The staging was the most minimal of a pretty primitive bunch this year. Director Sergio Vela seemed to have only two modes, slow and static — though he tried to add interest with a pretty flamenco dancer. The costumes were authentic Murcian (I guess) though I couldn't understand why one character was criticising another wearing 'such old-fashioned clothes' when they all seemed to be dressed exactly the same, unless he was referring to a blanket flung over a shoulder. All the men wore matching sandals and long flimsy white cotton shorts. There was a parched mud floor with a navel-like hole at the centre — the disputed drinking water. The mainly Czech chorus generally lounged about. Were they acting hot — or just uninterested?
Svanda the Bagpiper was conducted with great panache by Julian Reynolds, a Londoner whose entire career has been abroad. The Minsk players seemed to relish this idiom. The sentimental, colourful, rather banal staging by the young Italian, Damiano Michieletto, improved markedly when the story moved to Hell in the second act — where Svanda, a nicely persuasive performance by Matjaz Robavs, has consigned himself by telling a whopper. Alexander Teliga also warmed up when he switched in the later act from threatening Magician to laconic Devil. But Weinberger's extensive music needs more theatrical and imaginative texture in the narrative. Michieletto interferes too little with a drama that often seems to be getting slightly lost, though Robin Rawstorne's clean-edged designs were effective. Tatiana Monogarova was touchingly impassioned as Svanda's beloved Dorota. Ivan Choupenich was vocally unfocused as the cheating, manipulative and lecherous Babinsky.
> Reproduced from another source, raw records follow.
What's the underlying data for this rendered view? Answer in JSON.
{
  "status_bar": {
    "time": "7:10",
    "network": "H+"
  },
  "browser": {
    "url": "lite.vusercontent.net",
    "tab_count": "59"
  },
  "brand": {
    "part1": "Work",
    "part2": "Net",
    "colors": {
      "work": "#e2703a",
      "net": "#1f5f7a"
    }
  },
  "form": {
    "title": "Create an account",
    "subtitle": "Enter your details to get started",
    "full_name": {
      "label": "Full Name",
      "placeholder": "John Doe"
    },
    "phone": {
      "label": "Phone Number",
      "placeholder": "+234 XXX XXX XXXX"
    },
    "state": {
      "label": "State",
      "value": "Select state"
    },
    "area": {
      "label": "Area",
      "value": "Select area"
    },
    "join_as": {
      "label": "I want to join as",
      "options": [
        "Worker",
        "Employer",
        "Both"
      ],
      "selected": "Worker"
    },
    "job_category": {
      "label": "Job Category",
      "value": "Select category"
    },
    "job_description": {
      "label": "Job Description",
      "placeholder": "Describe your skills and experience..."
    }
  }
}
Mahler's Die Drei Pintos has very appealing music but is a complicated story about an unwanted arranged marriage and a number of impostors (P.G. Wodehouse stuff, if somebody had had the wit to try that sort of approach). The muddle of course ends up benefiting the young lovers. It needed a much less flaccid and more convincing staging — though Kevin Knight's dangerously precipitous sets for Polish director Michal Znaniecki looked striking. This was one of those opera productions with lots of pretending and mugging, and barely any truthful emotion. Some of the German was not up to snuff in this international job lot of a cast, either. Robert Holzer as the wealthy father had a
lovely rich bass, and Gunnar GudbjOrnsson as the interfering Don Gaston had the right kind of tenor ring. But the only singer who managed to make much impression as a character was the Swiss mezzo Sophie Marilley as Laura, the heiress Clarissa's maid.